君しかいらない~クールな上司の独占欲(上)
さあっと風が木立を揺らした。



「…こんなところ、あったんですね」

「すぐ近所だろ、来たことないのか」

「駅の方にしか行かないので…」

「もったいない」



大きな川に流れこむ支流で、今は黒くしか見えない水面が、控えめな街灯を反射している。

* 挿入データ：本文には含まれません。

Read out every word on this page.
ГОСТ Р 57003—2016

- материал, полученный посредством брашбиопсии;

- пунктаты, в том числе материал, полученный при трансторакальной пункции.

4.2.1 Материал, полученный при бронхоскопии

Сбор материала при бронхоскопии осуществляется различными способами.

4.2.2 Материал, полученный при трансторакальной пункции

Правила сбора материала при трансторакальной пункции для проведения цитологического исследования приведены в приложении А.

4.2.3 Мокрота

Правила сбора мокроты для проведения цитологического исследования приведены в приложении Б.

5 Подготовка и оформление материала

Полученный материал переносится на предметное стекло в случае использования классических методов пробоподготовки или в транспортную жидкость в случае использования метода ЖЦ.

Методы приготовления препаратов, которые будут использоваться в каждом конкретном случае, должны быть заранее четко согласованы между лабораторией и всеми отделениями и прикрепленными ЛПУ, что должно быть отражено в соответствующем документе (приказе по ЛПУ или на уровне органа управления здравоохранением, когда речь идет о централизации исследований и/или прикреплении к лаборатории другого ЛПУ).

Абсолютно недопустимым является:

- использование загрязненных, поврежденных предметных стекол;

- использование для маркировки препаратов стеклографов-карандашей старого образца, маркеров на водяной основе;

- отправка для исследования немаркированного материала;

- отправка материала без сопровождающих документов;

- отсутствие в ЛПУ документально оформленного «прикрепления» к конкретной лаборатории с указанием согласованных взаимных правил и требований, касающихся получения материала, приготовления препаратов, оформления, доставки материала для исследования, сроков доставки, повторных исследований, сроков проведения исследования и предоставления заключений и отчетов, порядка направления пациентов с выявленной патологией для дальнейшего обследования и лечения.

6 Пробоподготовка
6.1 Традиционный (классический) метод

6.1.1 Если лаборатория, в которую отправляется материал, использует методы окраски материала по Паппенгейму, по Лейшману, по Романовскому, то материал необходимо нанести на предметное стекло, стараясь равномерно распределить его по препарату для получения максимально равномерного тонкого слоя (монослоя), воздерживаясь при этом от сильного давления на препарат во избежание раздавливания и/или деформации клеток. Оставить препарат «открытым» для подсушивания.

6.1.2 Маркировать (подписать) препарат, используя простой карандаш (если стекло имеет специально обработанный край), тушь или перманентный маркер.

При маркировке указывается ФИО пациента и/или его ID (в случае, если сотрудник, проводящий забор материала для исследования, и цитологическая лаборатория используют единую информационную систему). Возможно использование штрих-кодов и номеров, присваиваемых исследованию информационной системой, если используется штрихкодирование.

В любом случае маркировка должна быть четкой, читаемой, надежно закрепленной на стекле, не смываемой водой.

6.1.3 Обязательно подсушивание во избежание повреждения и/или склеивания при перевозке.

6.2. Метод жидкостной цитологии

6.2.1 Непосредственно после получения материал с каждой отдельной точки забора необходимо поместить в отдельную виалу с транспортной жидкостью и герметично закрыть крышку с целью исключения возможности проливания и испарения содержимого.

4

「昔、よくこういう川で遊んだのを思い出す、ガキの頃だけど」



珍しい、新庄さんが自発的に自分の話をするなんて。



「ご実家、どこですか?」

「神奈川」

「えっ、横浜の家って、実家ですか?」

「違う、実家は小田原。今はひとり」



ああ、びっくりした。

新庄さんが実家暮らしとか、イメージと合わなすぎる。


新庄さんは、夜空にふーっと白い煙を吐いた。



「イベント、盛況だったな」

「はい、ありがとうございました」

「任せて正解だった」



その言葉はうれしいけど。

もう二度とサポートに入ることはないと言われたようでもあって、素直に喜ぶことができない。


そろそろ行くかと言われて、どうしようもなく寂しくなって、やっぱり乗らなければよかったとか思っている自分に、またうんざりした。